At Euro 96, Terry Venables had his team ready to alternate between a back-four and a three according to the opposition. Tactical inflexibility was anathema to Venables and his successor, Glenn Hoddle, who both loathed the regimentation of 4-4-2.
It doesn’t always work. Graham Taylor springing a back three on England before the ‘Norse Manure’ game in Oslo in 1993 caused mayhem, with players not knowing where to go or who to mark. Nobody is demanding a radical tactical upheaval from Southgate, but the Scotland game landed him in a place familiar to England managers, where the shouting assails both ears.
Players, too, come and go, rise and fall. Peter Beardsley replacing Mark Hateley in Mexico in 1986 was a catalyst for Gary Lineker’s hat-trick against Poland and added sophistication and fluidity to England’s attack.
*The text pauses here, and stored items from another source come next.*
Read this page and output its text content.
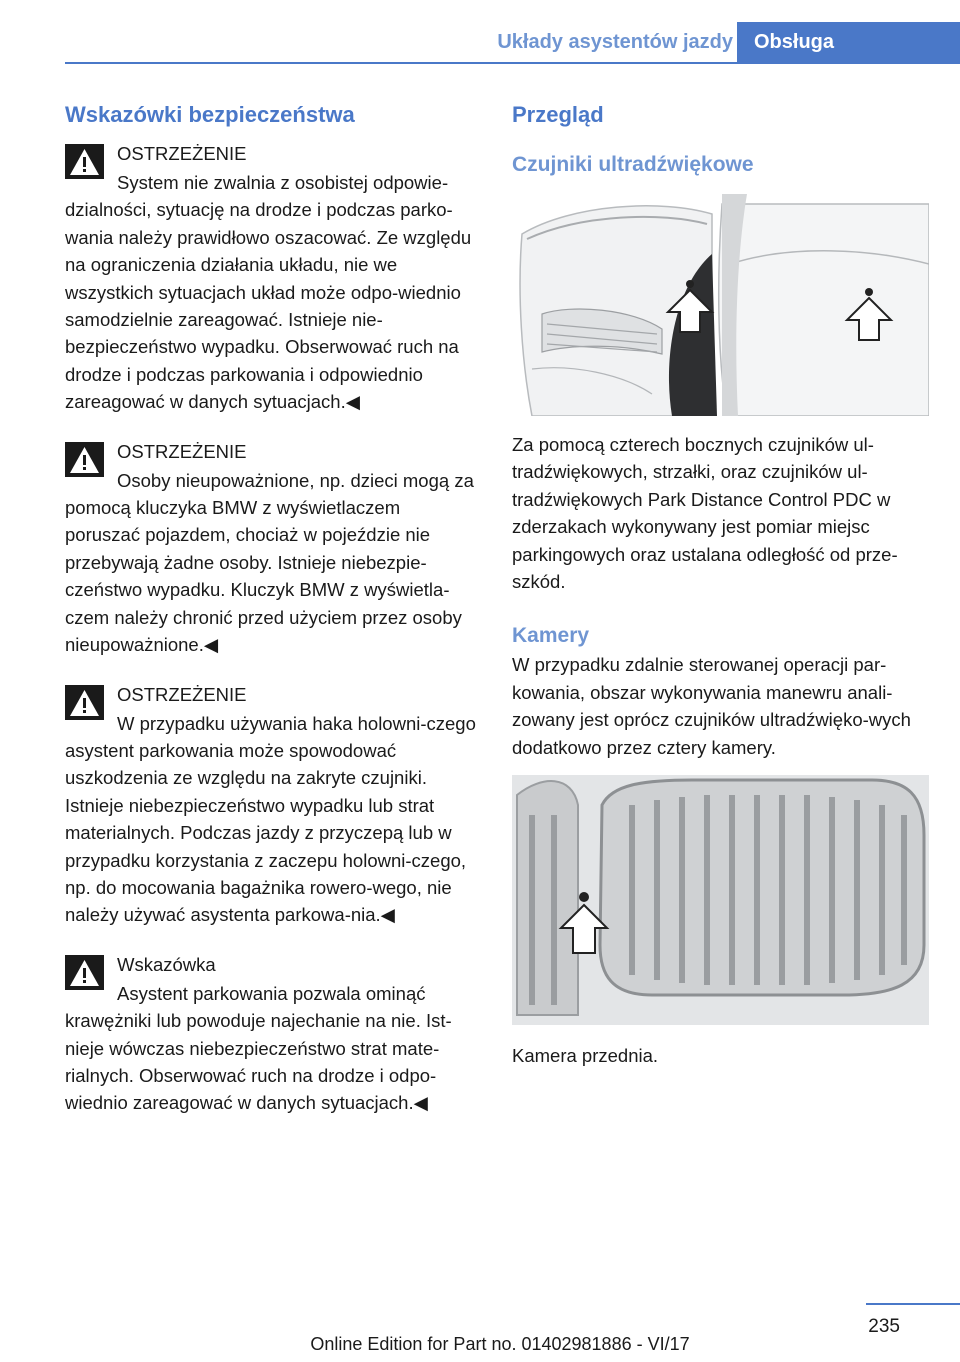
Układy asystentów jazdy	Obsługa
Wskazówki bezpieczeństwa
OSTRZEŻENIE

System nie zwalnia z osobistej odpowie‐dzialności, sytuację na drodze i podczas parko‐wania należy prawidłowo oszacować. Ze względu na ograniczenia działania układu, nie we wszystkich sytuacjach układ może odpo‐wiednio samodzielnie zareagować. Istnieje nie‐bezpieczeństwo wypadku. Obserwować ruch na drodze i podczas parkowania i odpowiednio zareagować w danych sytuacjach.◀

OSTRZEŻENIE

Osoby nieupoważnione, np. dzieci mogą za pomocą kluczyka BMW z wyświetlaczem poruszać pojazdem, chociaż w pojeździe nie przebywają żadne osoby. Istnieje niebezpie‐czeństwo wypadku. Kluczyk BMW z wyświetla‐czem należy chronić przed użyciem przez osoby nieupoważnione.◀

OSTRZEŻENIE

W przypadku używania haka holowni‐czego asystent parkowania może spowodować uszkodzenia ze względu na zakryte czujniki. Istnieje niebezpieczeństwo wypadku lub strat materialnych. Podczas jazdy z przyczepą lub w przypadku korzystania z zaczepu holowni‐czego, np. do mocowania bagażnika rowero‐wego, nie należy używać asystenta parkowa‐nia.◀

Wskazówka

Asystent parkowania pozwala ominąć krawężniki lub powoduje najechanie na nie. Ist‐nieje wówczas niebezpieczeństwo strat mate‐rialnych. Obserwować ruch na drodze i odpo‐wiednio zareagować w danych sytuacjach.◀

Przegląd
Czujniki ultradźwiękowe

Za pomocą czterech bocznych czujników ul‐tradźwiękowych, strzałki, oraz czujników ul‐tradźwiękowych Park Distance Control PDC w zderzakach wykonywany jest pomiar miejsc parkingowych oraz ustalana odległość od prze‐szkód.

Kamery

W przypadku zdalnie sterowanej operacji par‐kowania, obszar wykonywania manewru anali‐zowany jest oprócz czujników ultradźwięko‐wych dodatkowo przez cztery kamery.

Kamera przednia.

235
Online Edition for Part no. 01402981886 - VI/17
Four years later, David Platt earned his starting place with his spectacular over the shoulder volley against Belgium on the third of his substitute appearances.
The beauty of this England squad is that Beardsley and Platt have many potential incarnations. Jack Grealish, Jude Bellingham and Jadon Sancho are the obvious candidates to provide more thrust and tip the balance from six defensive and four offensive players to five and five (Bellingham, notably, is able to provide just about every midfield function and has the ‘legs’ to go box to box.)
Poking out from the gloom over Mount and Chilwell and the lingering inquest from Scotland was a reminder of England’s strengths. It came when Southgate was asked why Sancho hasn’t kicked a ball yet.
“Well we just have so many good attacking players,” Southgate replied. “In terms of wide players or players who can play in those areas and come inside we have Raheem Sterling, we have Phil Foden, we have Jack Grealish, we have Marcus Rashford, we have Bukayo Sako and we have Jadon, and they’re all very good players, so if you weren’t asking me about Jadon you’d be asking me about one of the others.”
If England win at Wembley, the emphasis will shift away from Scotland and back to the surfeit of riches everyone was talking about before the tournament. For now though Southgate is in the infernal realm of national agitation he witnessed in his England playing days: a reality even a Covid drama couldn’t disguise.